The main benefits associated with this technique are the ease of use of the marketed device, which can be used in the consultation room without the need for local anaesthesia, and the absence of complications in the donor area by leaving virtually no scar. However, dermo-epidermal punch grafting, despite requiring local anaesthesia and subsequent dressing changes in the donor site (in our clinic we normally use alginate in the first dressing changes), is a technique with low morbidity for the patient and minimal pain and complications in the donor site. When the medical and nursing team have experience with the technique, it may be performed in a short time, resulting highly efficient.
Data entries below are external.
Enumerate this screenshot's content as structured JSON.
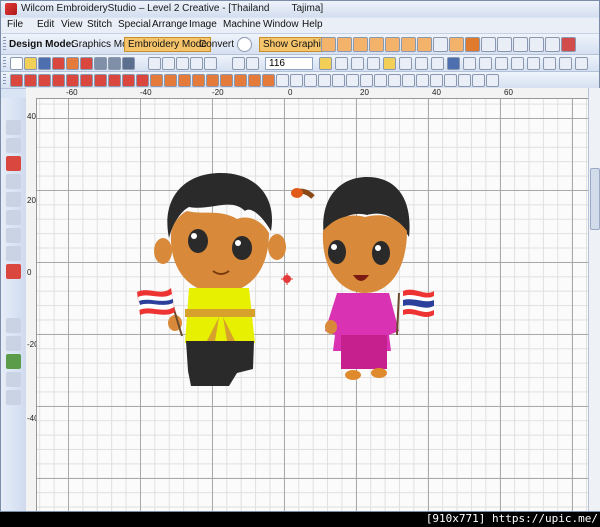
{
  "window": {
    "title": "Wilcom EmbroideryStudio – Level 2 Creative - [Thailand        Tajima]"
  },
  "menu": [
    "File",
    "Edit",
    "View",
    "Stitch",
    "Special",
    "Arrange",
    "Image",
    "Machine",
    "Window",
    "Help"
  ],
  "toolbar": {
    "design_mode_label": "Design Mode:",
    "graphics_mode": "Graphics Mode",
    "embroidery_mode": "Embroidery Mode",
    "convert": "Convert",
    "show_graphics": "Show Graphics",
    "zoom_value": "116"
  },
  "ruler": {
    "top": [
      "-60",
      "-40",
      "-20",
      "0",
      "20",
      "40",
      "60"
    ],
    "left": [
      "40",
      "20",
      "0",
      "-20",
      "-40"
    ]
  },
  "watermark": "[910x771] https://upic.me/",
  "colors": {
    "accent": "#f6c56b",
    "titlebar": "#d3deef"
  }
}
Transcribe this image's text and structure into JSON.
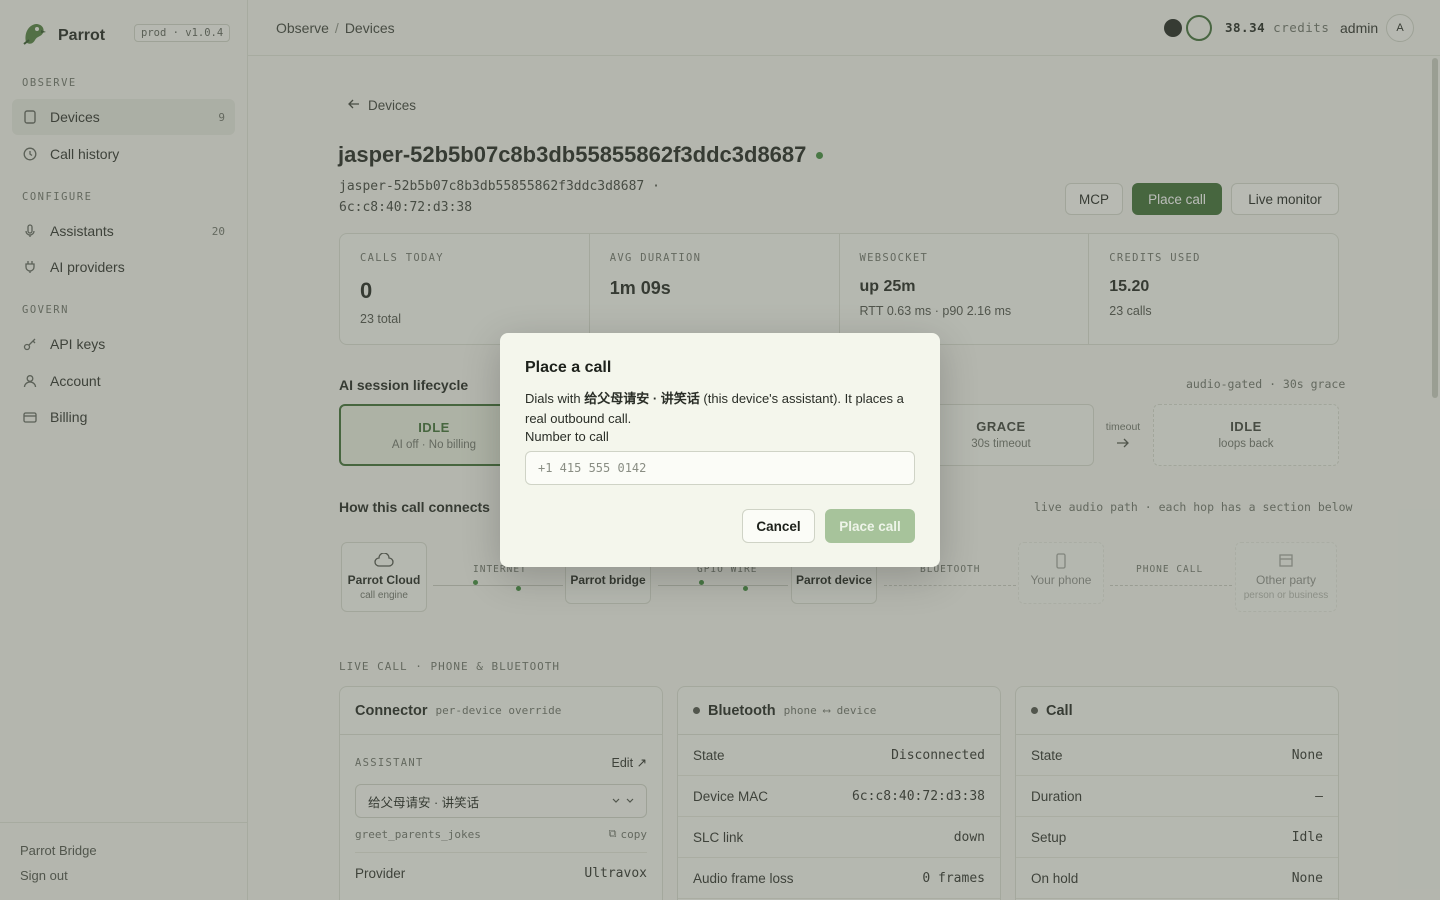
{
  "app": {
    "name": "Parrot",
    "env_badge": "prod · v1.0.4"
  },
  "sidebar": {
    "sections": [
      {
        "title": "OBSERVE"
      },
      {
        "title": "CONFIGURE"
      },
      {
        "title": "GOVERN"
      }
    ],
    "items": [
      {
        "label": "Devices",
        "count": "9",
        "icon": "device-icon"
      },
      {
        "label": "Call history",
        "count": "",
        "icon": "clock-icon"
      },
      {
        "label": "Assistants",
        "count": "20",
        "icon": "microphone-icon"
      },
      {
        "label": "AI providers",
        "count": "",
        "icon": "plug-icon"
      },
      {
        "label": "API keys",
        "count": "",
        "icon": "key-icon"
      },
      {
        "label": "Account",
        "count": "",
        "icon": "user-icon"
      },
      {
        "label": "Billing",
        "count": "",
        "icon": "credit-card-icon"
      }
    ],
    "footer": {
      "bridge": "Parrot Bridge",
      "signout": "Sign out"
    }
  },
  "topbar": {
    "breadcrumb": [
      "Observe",
      "Devices"
    ],
    "credits_value": "38.34",
    "credits_unit": "credits",
    "user": "admin",
    "avatar": "A"
  },
  "device": {
    "back_label": "Devices",
    "title": "jasper-52b5b07c8b3db55855862f3ddc3d8687",
    "subtitle_line1": "jasper-52b5b07c8b3db55855862f3ddc3d8687 ·",
    "subtitle_line2": "6c:c8:40:72:d3:38",
    "buttons": {
      "mcp": "MCP",
      "place_call": "Place call",
      "live_monitor": "Live monitor"
    }
  },
  "stats": [
    {
      "label": "CALLS TODAY",
      "value": "0",
      "sub": "23 total"
    },
    {
      "label": "AVG DURATION",
      "value": "1m 09s",
      "sub": ""
    },
    {
      "label": "WEBSOCKET",
      "value": "up 25m",
      "sub": "RTT 0.63 ms · p90 2.16 ms"
    },
    {
      "label": "CREDITS USED",
      "value": "15.20",
      "sub": "23 calls"
    }
  ],
  "lifecycle": {
    "title": "AI session lifecycle",
    "meta": "audio-gated · 30s grace",
    "stages": [
      {
        "title": "IDLE",
        "sub": "AI off · No billing"
      },
      {
        "title": "GRACE",
        "sub": "30s timeout"
      },
      {
        "title": "IDLE",
        "sub": "loops back"
      }
    ],
    "transition_label": "timeout"
  },
  "connects": {
    "title": "How this call connects",
    "meta": "live audio path · each hop has a section below",
    "hops": [
      {
        "title": "Parrot Cloud",
        "sub": "call engine"
      },
      {
        "title": "Parrot bridge",
        "sub": ""
      },
      {
        "title": "Parrot device",
        "sub": ""
      },
      {
        "title": "Your phone",
        "sub": ""
      },
      {
        "title": "Other party",
        "sub": "person or business"
      }
    ],
    "links": [
      "INTERNET",
      "GPIO WIRE",
      "BLUETOOTH",
      "PHONE CALL"
    ]
  },
  "live_call_label": "LIVE CALL · PHONE & BLUETOOTH",
  "connector": {
    "title": "Connector",
    "meta": "per-device override",
    "assistant_label": "ASSISTANT",
    "edit_label": "Edit ↗",
    "assistant_value": "给父母请安 · 讲笑话",
    "slug": "greet_parents_jokes",
    "copy_label": "copy",
    "rows": [
      {
        "k": "Provider",
        "v": "Ultravox"
      }
    ]
  },
  "bluetooth": {
    "title": "Bluetooth",
    "meta": "phone ⟷ device",
    "rows": [
      {
        "k": "State",
        "v": "Disconnected"
      },
      {
        "k": "Device MAC",
        "v": "6c:c8:40:72:d3:38"
      },
      {
        "k": "SLC link",
        "v": "down"
      },
      {
        "k": "Audio frame loss",
        "v": "0 frames"
      }
    ]
  },
  "call": {
    "title": "Call",
    "rows": [
      {
        "k": "State",
        "v": "None"
      },
      {
        "k": "Duration",
        "v": "–"
      },
      {
        "k": "Setup",
        "v": "Idle"
      },
      {
        "k": "On hold",
        "v": "None"
      }
    ]
  },
  "modal": {
    "title": "Place a call",
    "desc_prefix": "Dials with ",
    "desc_assistant": "给父母请安 · 讲笑话",
    "desc_suffix": " (this device's assistant). It places a real outbound call.",
    "number_label": "Number to call",
    "number_placeholder": "+1 415 555 0142",
    "number_value": "",
    "cancel": "Cancel",
    "place": "Place call"
  },
  "colors": {
    "accent": "#3a6b30",
    "live": "#3d8a3a",
    "disabled_primary": "#a7c39b"
  }
}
But the differences between the two techniques are not limited to the donor site. Their action in the recipient area is also different. Dermo-epidermal grafts, placed on a wound bed in optimal conditions, achieve wound epithelialization by means of their attachment. However, epidermal grafts would enhance healing by expressing growth factors and promoting the migration of keratinocytes from the edge of the wound. To make an analogy with our observations in our clinic, the behaviour of epidermal grafts may be compared to that of the punch dermo-epidermal grafts when no graft taking is achieved.
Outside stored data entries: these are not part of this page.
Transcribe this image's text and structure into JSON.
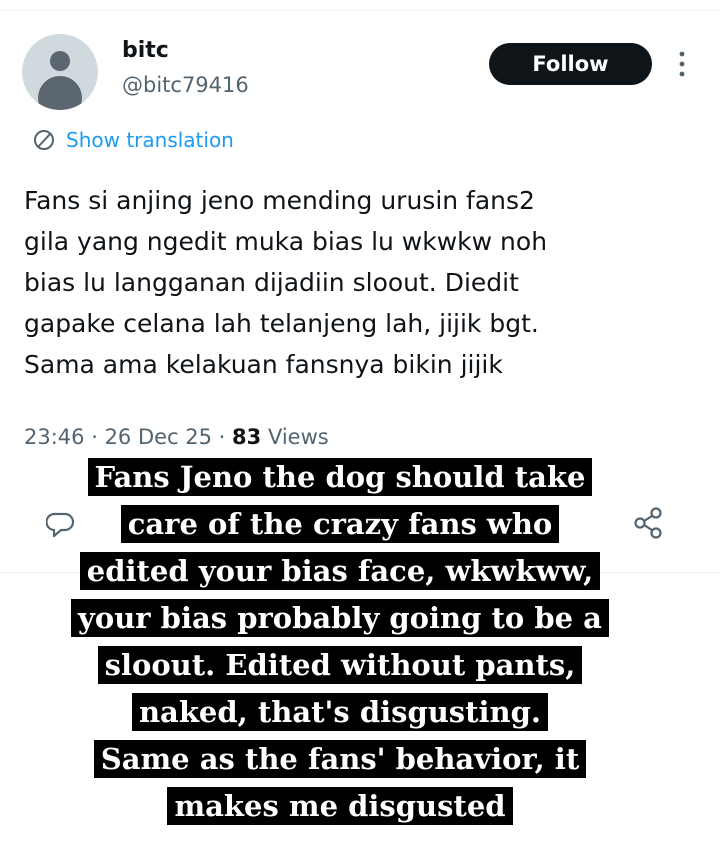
{
  "user": {
    "display_name": "bitc",
    "handle": "@bitc79416",
    "avatar_icon": "default-avatar-icon"
  },
  "actions": {
    "follow_label": "Follow",
    "more_icon": "more-vertical-icon"
  },
  "translation": {
    "label": "Show translation",
    "icon": "globe-icon"
  },
  "tweet": {
    "text": "Fans si anjing jeno mending urusin fans2\ngila yang ngedit muka bias lu wkwkw noh\nbias lu langganan dijadiin sloout. Diedit\ngapake celana lah telanjeng lah, jijik bgt.\nSama ama kelakuan fansnya bikin jijik",
    "time": "23:46",
    "separator": " · ",
    "date": "26 Dec 25",
    "views_count": "83",
    "views_label": " Views"
  },
  "engagement": {
    "reply_icon": "reply-icon",
    "share_icon": "share-icon"
  },
  "caption": {
    "lines": [
      "Fans Jeno the dog should take",
      "care of the crazy fans who",
      "edited your bias face, wkwkww,",
      "your bias probably going to be a",
      "sloout. Edited without pants,",
      "naked, that's disgusting.",
      "Same as the fans' behavior, it",
      "makes me disgusted"
    ]
  },
  "colors": {
    "accent": "#1d9bf0",
    "text_primary": "#0f1419",
    "text_secondary": "#536471",
    "caption_bg": "#000000",
    "caption_text": "#ffffff"
  }
}
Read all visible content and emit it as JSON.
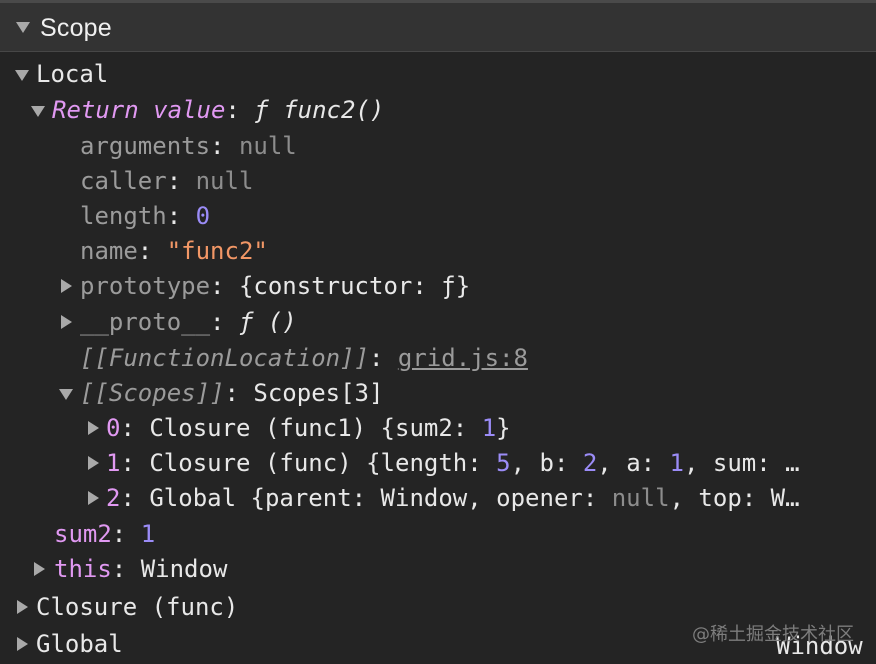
{
  "panel": {
    "title": "Scope"
  },
  "rows": {
    "local": "Local",
    "return_key": "Return value",
    "return_value": "ƒ func2()",
    "arguments_key": "arguments",
    "arguments_val": "null",
    "caller_key": "caller",
    "caller_val": "null",
    "length_key": "length",
    "length_val": "0",
    "name_key": "name",
    "name_val": "\"func2\"",
    "prototype_key": "prototype",
    "prototype_val": "{constructor: ƒ}",
    "proto_key": "__proto__",
    "proto_val": "ƒ ()",
    "funcloc_key": "[[FunctionLocation]]",
    "funcloc_val": "grid.js:8",
    "scopes_key": "[[Scopes]]",
    "scopes_val": "Scopes[3]",
    "scope0_key": "0",
    "scope0_a": "Closure (func1) {sum2: ",
    "scope0_n": "1",
    "scope0_b": "}",
    "scope1_key": "1",
    "scope1_a": "Closure (func) {length: ",
    "scope1_n1": "5",
    "scope1_b": ", b: ",
    "scope1_n2": "2",
    "scope1_c": ", a: ",
    "scope1_n3": "1",
    "scope1_d": ", sum: …",
    "scope2_key": "2",
    "scope2_a": "Global {parent: Window, opener: ",
    "scope2_null": "null",
    "scope2_b": ", top: W…",
    "sum2_key": "sum2",
    "sum2_val": "1",
    "this_key": "this",
    "this_val": "Window",
    "closure": "Closure (func)",
    "global": "Global",
    "global_val": "Window"
  },
  "watermark": "@稀土掘金技术社区",
  "colors": {
    "background": "#242424",
    "header": "#333333",
    "purple_key": "#e199f2",
    "number": "#9b8cf7",
    "string": "#f29766"
  },
  "icons": [
    "expand-down-icon",
    "collapse-right-icon"
  ]
}
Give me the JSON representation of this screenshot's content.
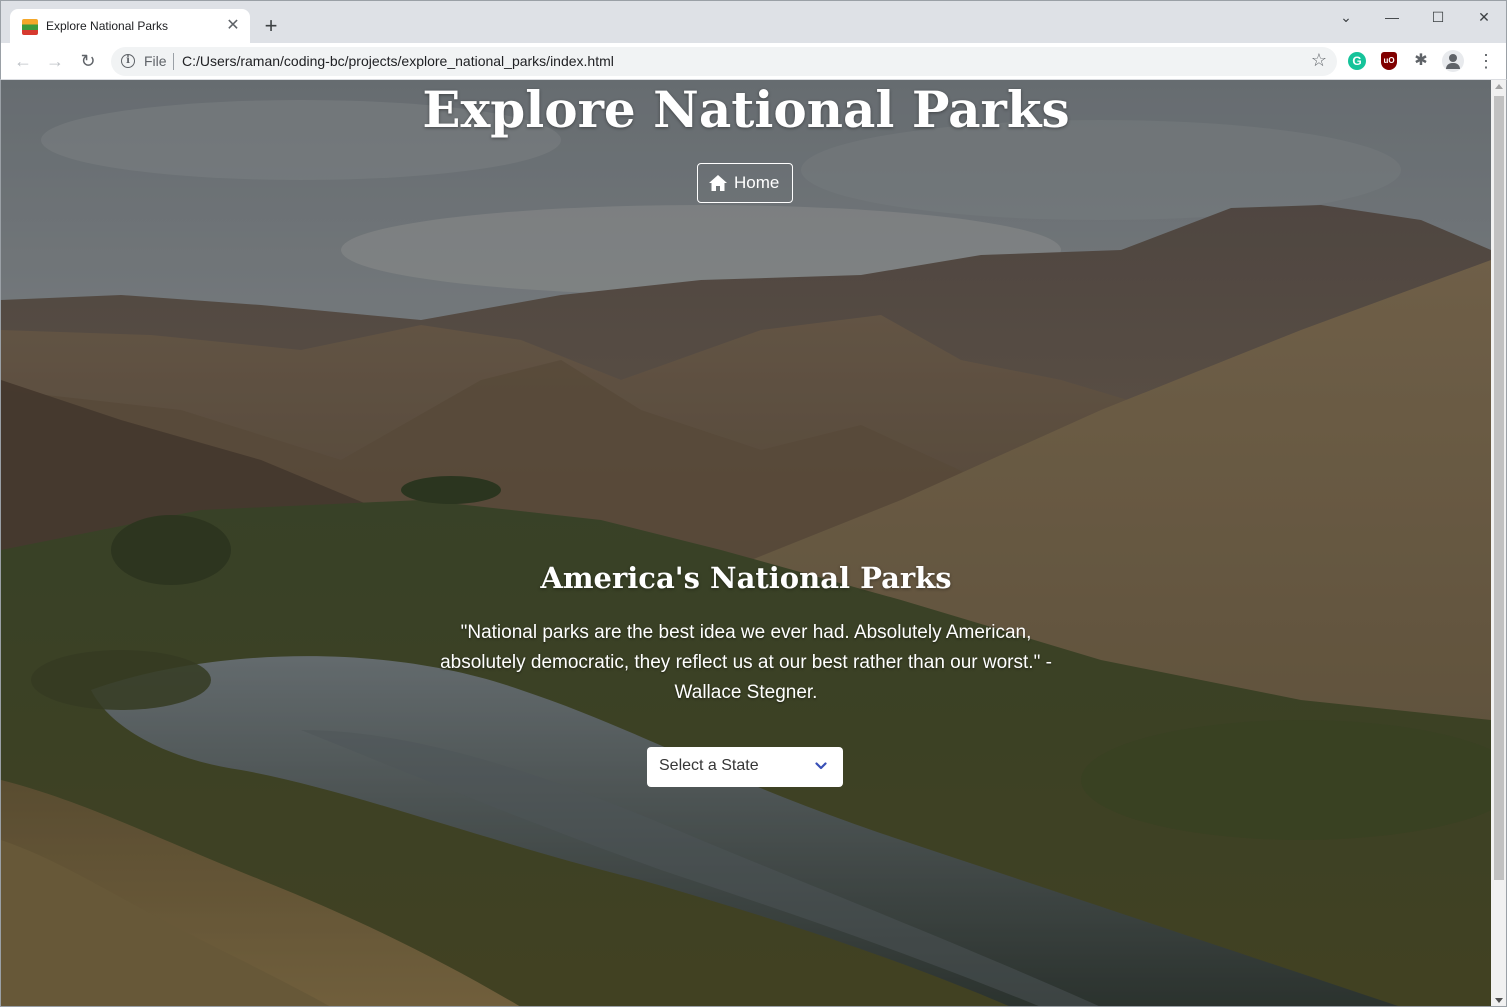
{
  "browser": {
    "tab_title": "Explore National Parks",
    "tab_close": "✕",
    "new_tab": "+",
    "window_controls": {
      "minimize": "—",
      "maximize": "☐",
      "close": "✕",
      "tab_search": "⌄"
    },
    "url_scheme": "File",
    "url": "C:/Users/raman/coding-bc/projects/explore_national_parks/index.html",
    "icons": [
      "back-icon",
      "forward-icon",
      "reload-icon",
      "info-icon",
      "star-icon",
      "grammarly-icon",
      "ublock-icon",
      "extensions-icon",
      "profile-icon",
      "menu-icon"
    ],
    "extension_glyphs": {
      "grammarly": "G",
      "ublock": "uO",
      "puzzle": "✱",
      "menu": "⋮",
      "back": "←",
      "forward": "→",
      "reload": "↻",
      "star": "☆",
      "info": "i"
    }
  },
  "page": {
    "title": "Explore National Parks",
    "home_button_label": "Home",
    "subheading": "America's National Parks",
    "quote": "\"National parks are the best idea we ever had. Absolutely American, absolutely democratic, they reflect us at our best rather than our worst.\" - Wallace Stegner.",
    "state_select_label": "Select a State"
  },
  "colors": {
    "overlay": "rgba(0,0,0,0.28)",
    "text": "#ffffff",
    "select_chevron": "#3850b7",
    "chrome_tab_strip": "#dee1e6"
  }
}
An interesting indication for the use of epidermal grafts is the coverage of wounds in the context of pyoderma gangrenosum. Considering that the device only separates the epidermis, we would avoid the phenomenon of patergia in the donor site (a phenomenon that may cause another complicated wound in the area in these patients).³ However, if the activity of pyoderma gangrenosum is controlled with adequate immunosuppressive treatment, other autologous graft options (such as dermo-epidermal punch grafting) may be considered.
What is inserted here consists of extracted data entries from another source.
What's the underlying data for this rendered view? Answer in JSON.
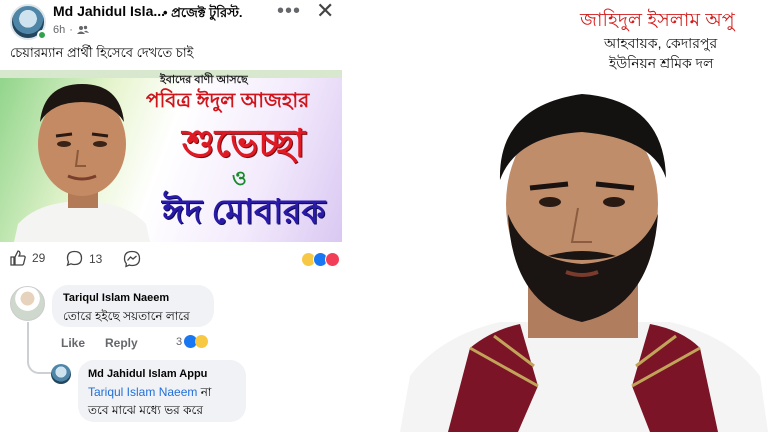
{
  "post": {
    "author": "Md Jahidul Isla...",
    "group": "• প্রজেক্ট টুরিস্ট.",
    "time": "6h",
    "text": "চেয়ারম্যান প্রার্থী হিসেবে দেখতে চাই",
    "banner": {
      "top_line": "ইবাদের বাণী আসছে",
      "line1": "পবিত্র ঈদুল আজহার",
      "line2": "শুভেচ্ছা",
      "line3": "ও",
      "line4": "ঈদ মোবারক"
    },
    "likes": "29",
    "comments": "13"
  },
  "comments": [
    {
      "name": "Tariqul Islam Naeem",
      "text": "তোরে হইছে সয়তানে লারে",
      "like_label": "Like",
      "reply_label": "Reply",
      "reaction_count": "3"
    }
  ],
  "reply": {
    "name": "Md Jahidul Islam Appu",
    "mention": "Tariqul Islam Naeem",
    "text1_suffix": "না",
    "text2": "তবে মাঝে মধ্যে ভর করে"
  },
  "profile": {
    "name": "জাহিদুল ইসলাম অপু",
    "title1": "আহবায়ক, কেদারপুর",
    "title2": "ইউনিয়ন শ্রমিক দল"
  },
  "colors": {
    "accent_red": "#d21a1a",
    "link_blue": "#216fdb",
    "online_green": "#31a24c"
  }
}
Different case series of epidermal grafts have been published (with heterogeneity of aetiologies, extension, evolution time and adjuvant treatments). One of them included 102 wounds, with excellent patient tolerance  and high percentages of epithelialized lesions at the end of follow-up time.^4-6 However, a recent systematic review including 7 studies with 209 wounds concludes that high level evidence data is needed to evaluate the real benefit of this type of autologous graft.⁷ With regard to new studies, a protocol has been designed to perform a multicentre clinical trial to compare the usefulness of dermo-epidermal and epidermal grafts, taking into account the result in the donor and recipient sites.⁸

Do you have experience with epidermal grafts?

References:

1. Kirsner RS, Bernstein B, Bhatia A, Lantis J, Le L, Lincoln K, Liu P, Rodgers L, Shaw M, Young D. Clinical experience and best practices using epidermal skin grafts on wounds. Wounds. 2015;27(11):282–92
2. Herskovitz I, Hughes OB, Macquhae F, Rakosi A, Kirsner R. Epidermal skin grafting. Int Wound J. 2016 Sep;13 Suppl 3:52-6.
3. Richmond NA, Lamel SA, Braun LR, Vivas AC, Serena T, Kirsner RS. Epidermal grafting using a novel suction blister-harvesting system for the treatment of pyoderma gangrenosum. JAMA Dermatol. 2014;150(9):999–1000.
4. Hachach-Haram N, Bystrzonowski N, Kanapathy M, Smith O, Harding K, Mosahebi A, Richards T. A prospective, multicentre study on the use of epidermal grafts to optimise outpatient wound management. Int Wound J. 2017 Feb;14(1):241-249.
5. Everts PA, Warbout M, de Veth D, Cirkel M, Spruijt NE, Buth J. Use of epidermal skin grafts in chronic wounds: a case series. Int Wound J. 2017 Dec;14(6):1213-1218.
6. Lincoln K, Hyde J. Evaluation of Epidermal Skin Grafts for the Treatment of Complex Wounds in a Wound Care Center: A 94-Patient Case Series. Wounds. 2016 ct;28(10):347-353.
7. Kanapathy M, Smith OJ, Hachach-Haram N, Bystrzonowski N, Mosahebi A, Richards T. Systematic review and meta-analysis of the efficacy of epidermal grafting for wound healing. Int Wound J. 2017 Dec;14(6):921-928.
8. Kanapathy M, Hachach-Haram N, Bystrzonowski N, Harding K, Mosahebi A, Richards T. Epidermal grafting versus split-thickness skin grafting for wound healing (EPIGRAAFT): study protocol for a randomised controlled trial. Trials. 2016 May 17;17(1):245.